Open decisions (need a call before/within the phase noted)

  • D1 (Phase 1) — impl Io for Scheduler vs a FiberIo wrapper. Direct impl makes context.io BE the scheduler (xx scheduler as the Io value, stateful receiver — mirrors the allocator xx local rule). A wrapper adds a level but decouples the public Io vtable from the scheduler internals. Lean: direct impl (simplest, matches the allocator convention).
  • D2 (Phase 1) — virtual vs real clock under the fiber Io. Tests need the deterministic virtual clock (clock_ms); a real deployment wants time.mono_ms. Thread it as a Scheduler mode, or two Io impls (FiberIo virtual-clock for tests, real-clock for prod). Lean: a clock: enum { virtual; real } field so one impl serves both; tests pin .virtual.
  • D3 (Phase 2) — Future(void) (issue 0150 SIGTRAP). A void-result task can't build Future(void) today. Defer (race/async target non-void), or fix the void struct-field path. Lean: defer, gate with a diagnostic.
  • D4 (Phase 3) — where the cancel flag lives. The Future already has canceled: Atomic(bool); the fiber needs to reach it from suspend_raw.
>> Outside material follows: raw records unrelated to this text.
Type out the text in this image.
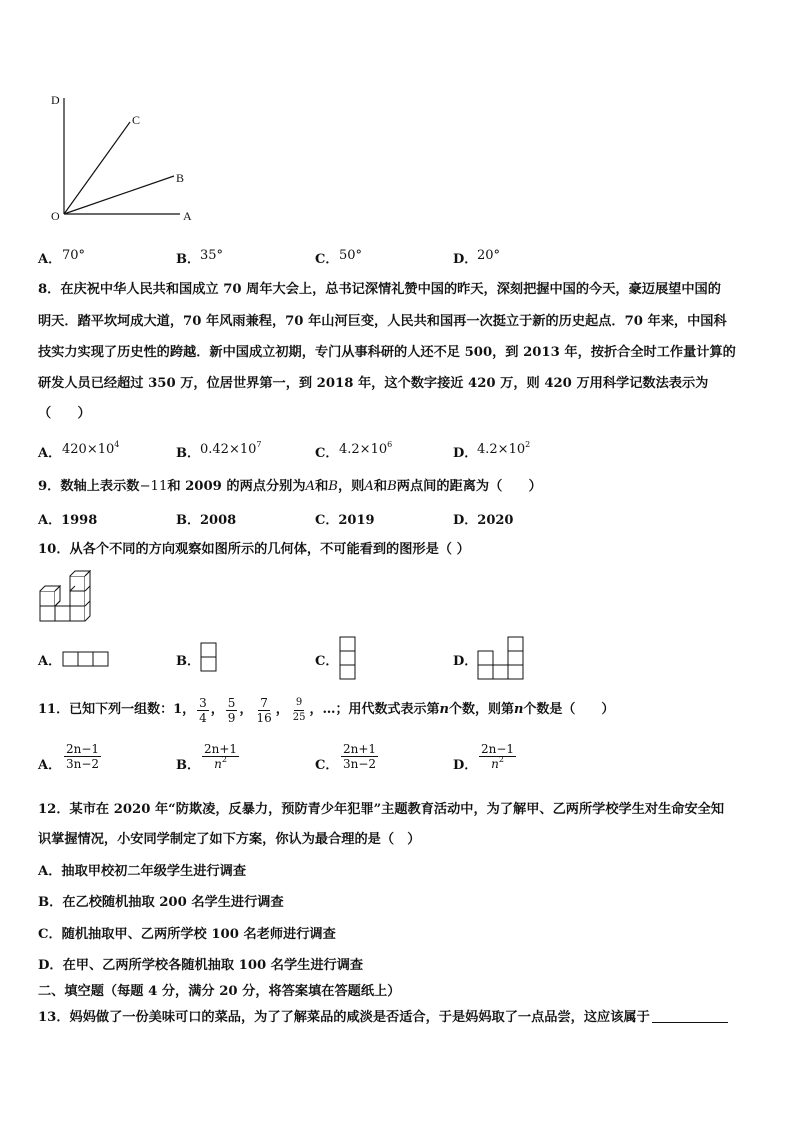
D
C
B
O	A
A． 70°	B． 35°	C． 50°	D． 20°
8．在庆祝中华人民共和国成立 70 周年大会上，总书记深情礼赞中国的昨天，深刻把握中国的今天，豪迈展望中国的
明天．踏平坎坷成大道，70 年风雨兼程，70 年山河巨变，人民共和国再一次挺立于新的历史起点．70 年来，中国科
技实力实现了历史性的跨越．新中国成立初期，专门从事科研的人还不足 500，到 2013 年，按折合全时工作量计算的
研发人员已经超过 350 万，位居世界第一，到 2018 年，这个数字接近 420 万，则 420 万用科学记数法表示为
（　　）
A． $420\times 10^4$
B． $0.42\times 10^7$
C． $4.2\times 10^6$
D． $4.2\times 10^2$
9．数轴上表示数−11和 2009 的两点分别为A和B，则A和B两点间的距离为（　　）
A．1998	B．2008	C．2019	D．2020
10．从各个不同的方向观察如图所示的几何体，不可能看到的图形是（ ）
A．	B．	C．	D．
11．已知下列一组数：1， $\frac{3}{4}$ ， $\frac{5}{9}$ ， $\frac{7}{16}$ ， $\frac{9}{25}$ ，…；用代数式表示第 n 个数，则第 n 个数是（　　）
A． $\frac{2n-1}{3n-2}$	B． $\frac{2n+1}{n^2}$	C． $\frac{2n+1}{3n-2}$	D． $\frac{2n-1}{n^2}$
12．某市在 2020 年“防欺凌，反暴力，预防青少年犯罪”主题教育活动中，为了解甲、乙两所学校学生对生命安全知
识掌握情况，小安同学制定了如下方案，你认为最合理的是（　）
A．抽取甲校初二年级学生进行调查
B．在乙校随机抽取 200 名学生进行调查
C．随机抽取甲、乙两所学校 100 名老师进行调查
D．在甲、乙两所学校各随机抽取 100 名学生进行调查
二、填空题（每题 4 分，满分 20 分，将答案填在答题纸上）
13．妈妈做了一份美味可口的菜品，为了了解菜品的咸淡是否适合，于是妈妈取了一点品尝，这应该属于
Give Fiber a *Atomic(bool) back-ref to its future's flag (set at spawn_raw), so suspend_raw consults it with no per-suspend lookup. Lean: back-ref pointer.

Validation (every phase)

  • zig build && zig build test green (full corpus).
  • New/changed 18xx examples byte-identical on aarch64-macOS host AND aarch64-linux container (deterministic virtual clock).
  • Adversarial review of each phase (worker + read-only reviewer), per the session workflow.

What this supersedes

  • sched.sx's bespoke go/wait/cancel/race (Phase 5 retires them; the proven logic moves onto the protocol). The just-landed race (commit 9099735e) is the reference logic for Phase 4, not the final home.
  • PLAN-RACE.md's "race on sched.Scheduler" framing — this plan moves it onto context.io per the roadmap's §A5 / §4.6 design-of-record.